En 2005, des parents issus de l’immigration turque créent l’École de l’avenir qui deviendra plus tard l’École des étoiles.
Accorder à chacun le respect auquel il a droit
En 2005, des parents issus de l’immigration turque créent l’École de l’avenir qui deviendra plus tard l’École des étoiles. Leur souhait est de concevoir un établissement familial, intime, loin des écoles « mastodontes » qui ne manquent pas dans la région. « Le rapport à l’école n’est pas facile quand on est issu de l’immigration », explique Frédéric Billiard, le directeur actuel de l’école. « Les parents fondateurs avaient pour objectif que chaque enfant soit bien entouré, quelle que soit la famille. » Pas question de repli communautaire pour autant. Les parents veulent une école ouverte à tous, qui prépare l’intégration de leur progéniture à la société belge dans toutes ses variantes ethniques, sociales, culturelles, et qui accorde à chacun le respect auquel il a droit. Ayse Tufek, la coordinatrice de l’école, se rappelle l’énergie des parents à transformer les bâtiments de cette ancienne imprimerie de timbres Valois dans ce quartier où beaucoup de maisons sont à vendre et que les petites entreprises ont déserté.

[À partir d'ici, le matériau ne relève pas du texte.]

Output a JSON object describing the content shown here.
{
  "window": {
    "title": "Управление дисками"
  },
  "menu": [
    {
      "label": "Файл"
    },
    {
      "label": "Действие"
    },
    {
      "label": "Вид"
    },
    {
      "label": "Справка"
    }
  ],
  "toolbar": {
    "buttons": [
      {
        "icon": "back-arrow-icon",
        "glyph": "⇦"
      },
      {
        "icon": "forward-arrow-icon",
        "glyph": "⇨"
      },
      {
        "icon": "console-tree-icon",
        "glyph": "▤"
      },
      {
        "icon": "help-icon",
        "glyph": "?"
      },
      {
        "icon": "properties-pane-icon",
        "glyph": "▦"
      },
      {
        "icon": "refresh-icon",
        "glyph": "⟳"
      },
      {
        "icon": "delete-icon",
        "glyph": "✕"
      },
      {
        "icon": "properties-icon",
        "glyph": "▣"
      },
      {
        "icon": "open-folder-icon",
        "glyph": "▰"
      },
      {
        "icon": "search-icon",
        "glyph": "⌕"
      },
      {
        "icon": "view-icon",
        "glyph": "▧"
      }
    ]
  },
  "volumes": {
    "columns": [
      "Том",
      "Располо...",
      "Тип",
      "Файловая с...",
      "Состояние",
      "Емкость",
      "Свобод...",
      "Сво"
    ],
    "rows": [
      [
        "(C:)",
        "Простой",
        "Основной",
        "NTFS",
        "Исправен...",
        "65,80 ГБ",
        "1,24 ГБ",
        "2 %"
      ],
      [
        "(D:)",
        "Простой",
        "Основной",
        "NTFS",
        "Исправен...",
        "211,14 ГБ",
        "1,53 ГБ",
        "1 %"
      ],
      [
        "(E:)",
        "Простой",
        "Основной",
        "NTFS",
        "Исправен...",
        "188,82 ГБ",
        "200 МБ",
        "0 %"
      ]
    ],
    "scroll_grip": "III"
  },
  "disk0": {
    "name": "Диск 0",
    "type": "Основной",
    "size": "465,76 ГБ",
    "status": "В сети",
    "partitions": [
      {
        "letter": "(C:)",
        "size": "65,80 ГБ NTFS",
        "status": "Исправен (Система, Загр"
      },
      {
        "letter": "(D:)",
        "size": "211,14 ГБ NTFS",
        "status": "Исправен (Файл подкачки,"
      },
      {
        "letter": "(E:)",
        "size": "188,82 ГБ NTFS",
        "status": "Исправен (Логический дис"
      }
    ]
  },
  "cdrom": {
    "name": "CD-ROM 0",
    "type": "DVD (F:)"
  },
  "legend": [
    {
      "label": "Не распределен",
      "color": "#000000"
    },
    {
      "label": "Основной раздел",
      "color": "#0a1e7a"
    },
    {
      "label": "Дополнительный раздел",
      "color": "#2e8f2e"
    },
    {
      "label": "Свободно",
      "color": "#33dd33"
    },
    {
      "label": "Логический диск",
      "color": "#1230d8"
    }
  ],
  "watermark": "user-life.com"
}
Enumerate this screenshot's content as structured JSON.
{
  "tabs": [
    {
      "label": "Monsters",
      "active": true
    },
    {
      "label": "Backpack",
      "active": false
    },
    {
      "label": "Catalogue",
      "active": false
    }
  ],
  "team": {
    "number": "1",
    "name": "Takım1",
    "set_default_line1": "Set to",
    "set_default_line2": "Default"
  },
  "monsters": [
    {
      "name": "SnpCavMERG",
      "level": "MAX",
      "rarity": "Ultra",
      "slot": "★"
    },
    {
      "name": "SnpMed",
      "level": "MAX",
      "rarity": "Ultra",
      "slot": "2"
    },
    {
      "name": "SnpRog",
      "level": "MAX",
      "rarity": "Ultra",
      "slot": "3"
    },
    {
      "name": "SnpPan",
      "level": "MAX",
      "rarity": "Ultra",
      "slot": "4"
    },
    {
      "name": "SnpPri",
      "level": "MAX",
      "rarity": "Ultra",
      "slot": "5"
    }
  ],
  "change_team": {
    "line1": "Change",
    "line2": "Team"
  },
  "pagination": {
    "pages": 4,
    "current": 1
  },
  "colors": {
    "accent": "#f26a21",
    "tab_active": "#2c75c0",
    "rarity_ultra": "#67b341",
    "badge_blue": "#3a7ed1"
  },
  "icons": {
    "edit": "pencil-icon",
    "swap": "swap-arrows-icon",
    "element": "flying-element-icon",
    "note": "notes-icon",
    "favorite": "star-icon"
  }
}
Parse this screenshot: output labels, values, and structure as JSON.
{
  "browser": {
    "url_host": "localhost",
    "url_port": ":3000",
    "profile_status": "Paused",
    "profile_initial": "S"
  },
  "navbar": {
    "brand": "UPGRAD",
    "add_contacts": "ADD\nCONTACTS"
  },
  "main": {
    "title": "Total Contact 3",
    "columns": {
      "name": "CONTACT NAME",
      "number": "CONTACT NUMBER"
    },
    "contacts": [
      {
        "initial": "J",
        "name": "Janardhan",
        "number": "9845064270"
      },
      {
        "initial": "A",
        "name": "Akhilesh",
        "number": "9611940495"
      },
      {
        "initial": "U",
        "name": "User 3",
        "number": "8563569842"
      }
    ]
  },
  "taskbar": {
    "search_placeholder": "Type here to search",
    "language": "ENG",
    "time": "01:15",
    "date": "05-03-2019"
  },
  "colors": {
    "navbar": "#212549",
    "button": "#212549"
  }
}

Faire oublier « l’école des Turcs »
Le moindre espace de la cave au grenier est aménagé pour encadrer environ 200 élèves. L’équipe pédagogique, dont la plupart n’est ni d’origine turque, ni musulmane, travaille de concert au vivre ensemble. « La réussite de l’équipe, comme le souligne Frédéric Billiard, c’est de créer du lien et du respect au sein d’une communauté plurielle. » Lui-même est italo-belge.
L’École des étoiles fait tout pour faire oublier son image d’ « École des Turcs ». Son projet éducatif consiste à impliquer l’enfant socialement dès la première maternelle en lui faisant vivre des rencontres et des découvertes, à commencer par le voisinage immédiat de l’école. La Fête des voisins, par exemple, a permis de briser la méfiance et de tisser des liens avec les habitants du quartier, toutes générations confondues, notamment à travers l’art. Une classe a choisi de s’impliquer dans la visite régulière d’un home pour personnes âgées. Les projets d’implication sociale changent chaque année. Plus ponctuellement, et selon les circonstances, les élèves organisent une collecte de vêtements pour les réfugiés ou une récolte d’argent pour les restos du cœur. En sixième primaire, l’élève remet son chef-d’œuvre, son projet individuel pour lequel il a été accompagné par un parrain ou une marraine. « Peu importe l’œuvre, c’est le chemin pour y arriver qui compte pour faire comprendre à l’enfant comment mener à terme un projet, les difficultés qu’il peut rencontrer et comment les surmonter », détaille Frédéric Billiard.
Des comptes à rendre seulement à la Fédération Wallonie Bruxelles
C’est à l’occasion de ces échanges que des familles belgo-belges ou mixtes découvrent l’école et choisissent d’y inscrire leur enfant. « Nous n’avons de comptes à rendre à personne, uniquement à la Fédération Wallonie-Bruxelles, dont nous suivons strictement les programmes, et qui nous contrôle via ses inspecteurs de l’enseignement », précise Ayse Tufek, la coordinatrice pédagogique. Le calendrier scolaire suit les congés officiels, il n’y a pas d’aménagement spécial pour les fêtes religieuses musulmanes, mais sans pour autant les ignorer. « L’école fête tout le monde, c’est l’occasion d’expliquer à tous les enfants le sens de la fête, qu’il s’agisse de Saint Nicolas, qui vient chaque année, de Noël avec les cougnous et le cacao chaud, ou de la fête du sacrifice », se réjouit Frédéric Billiard.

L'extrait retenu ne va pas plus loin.